Re: Fit
- To: mathgroup at smc.vnet.net
- Subject: [mg76189] Re: Fit
- From: Ray Koopman <koopman at sfu.ca>
- Date: Thu, 17 May 2007 06:08:30 -0400 (EDT)
- References: <f2ejm8$d2$1@smc.vnet.net>
On May 16, 2:42 am, Mathieu G <ellocoma... at free.fr> wrote: > Hello, > I have an expression of the form: > > 8000000 Sqrt[2/\[Pi]] (-Erf[(-300 + x)/(4000 Sqrt[2])] + > Erf[(300 + x)/(4000 Sqrt[2])]) (-1/2 Sqrt[\[Pi]/2] > Erf[(-300 + y)/(4000 Sqrt[2])] + > 1/2 Sqrt[\[Pi]/2] Erf[(300 + y)/(4000 Sqrt[2])]) > > how can I make a fit using a 2D Gaussian function of the form > > Gaussian2D[x_, y_, Radius_, Amplitude_] := > Amplitude Exp[-1/2 ((x/Radius)^2 + (y/Radius)^2)]; > > Thank you for your help! > MG Your expression can be rewritten as f[x]*f[y], where f[t] = 2000*(Erf[(t + 300)/(4000 Sqrt[2])] - Erf[(t - 300)/(4000 Sqrt[2])], so the problem is to approximate the unidimensional function f, which is roughly proportional to the pdf of a normal variable with mean = 0 and sd = 4000. There are many ways to do the approximation.

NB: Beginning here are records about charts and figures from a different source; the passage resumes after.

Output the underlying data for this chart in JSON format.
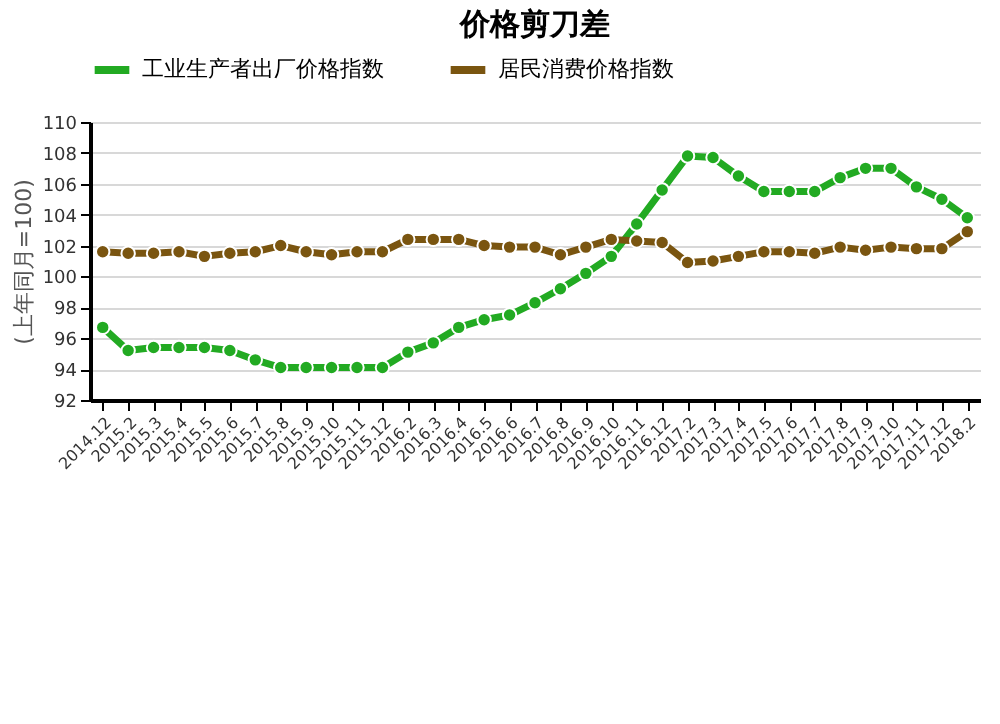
{
  "chart_data": {
    "type": "line",
    "title": "价格剪刀差",
    "ylabel": "(上年同月=100)",
    "categories": [
      "2014.12",
      "2015.2",
      "2015.3",
      "2015.4",
      "2015.5",
      "2015.6",
      "2015.7",
      "2015.8",
      "2015.9",
      "2015.10",
      "2015.11",
      "2015.12",
      "2016.2",
      "2016.3",
      "2016.4",
      "2016.5",
      "2016.6",
      "2016.7",
      "2016.8",
      "2016.9",
      "2016.10",
      "2016.11",
      "2016.12",
      "2017.2",
      "2017.3",
      "2017.4",
      "2017.5",
      "2017.6",
      "2017.7",
      "2017.8",
      "2017.9",
      "2017.10",
      "2017.11",
      "2017.12",
      "2018.2"
    ],
    "series": [
      {
        "name": "工业生产者出厂价格指数",
        "color": "#22aa22",
        "values": [
          96.7,
          95.2,
          95.4,
          95.4,
          95.4,
          95.2,
          94.6,
          94.1,
          94.1,
          94.1,
          94.1,
          94.1,
          95.1,
          95.7,
          96.7,
          97.2,
          97.5,
          98.3,
          99.2,
          100.2,
          101.3,
          103.4,
          105.6,
          107.8,
          107.7,
          106.5,
          105.5,
          105.5,
          105.5,
          106.4,
          107.0,
          107.0,
          105.8,
          105.0,
          103.8
        ]
      },
      {
        "name": "居民消费价格指数",
        "color": "#7a5510",
        "values": [
          101.6,
          101.5,
          101.5,
          101.6,
          101.3,
          101.5,
          101.6,
          102.0,
          101.6,
          101.4,
          101.6,
          101.6,
          102.4,
          102.4,
          102.4,
          102.0,
          101.9,
          101.9,
          101.4,
          101.9,
          102.4,
          102.3,
          102.2,
          100.9,
          101.0,
          101.3,
          101.6,
          101.6,
          101.5,
          101.9,
          101.7,
          101.9,
          101.8,
          101.8,
          102.9
        ]
      }
    ],
    "ylim": [
      92,
      110
    ],
    "yticks": [
      92,
      94,
      96,
      98,
      100,
      102,
      104,
      106,
      108,
      110
    ],
    "grid": "y",
    "legend": "top",
    "marker": "circle",
    "line_style": "solid"
  }
}
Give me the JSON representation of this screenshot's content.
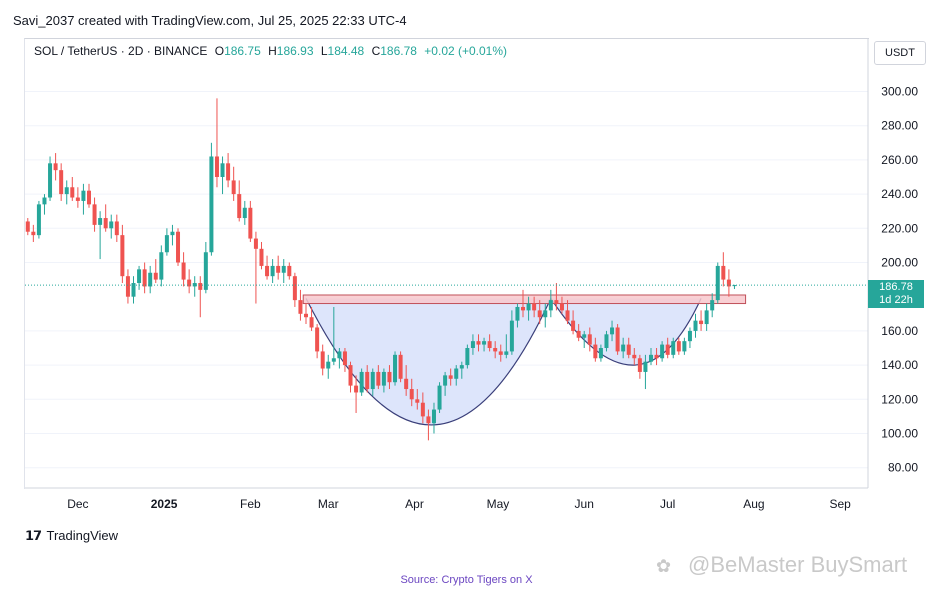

Which you choose depends on how you define the badness of fit. The easiest is to use a series approximation at t = 0, which leads to g[t_] := With[{a = N[4000*Erf[3/(40*Sqrt[2])]], r = N[8000*E^(9/6400)*(2*Pi)^(1/4) * Sqrt[(5/3)*Erf[3/(40*Sqrt[2])]]]}, (* a = 239.141, r = 4003.75 *) a*Exp[-.5(t/r)^2]] If this fits too poorly away from 0 then adjust the coefficients.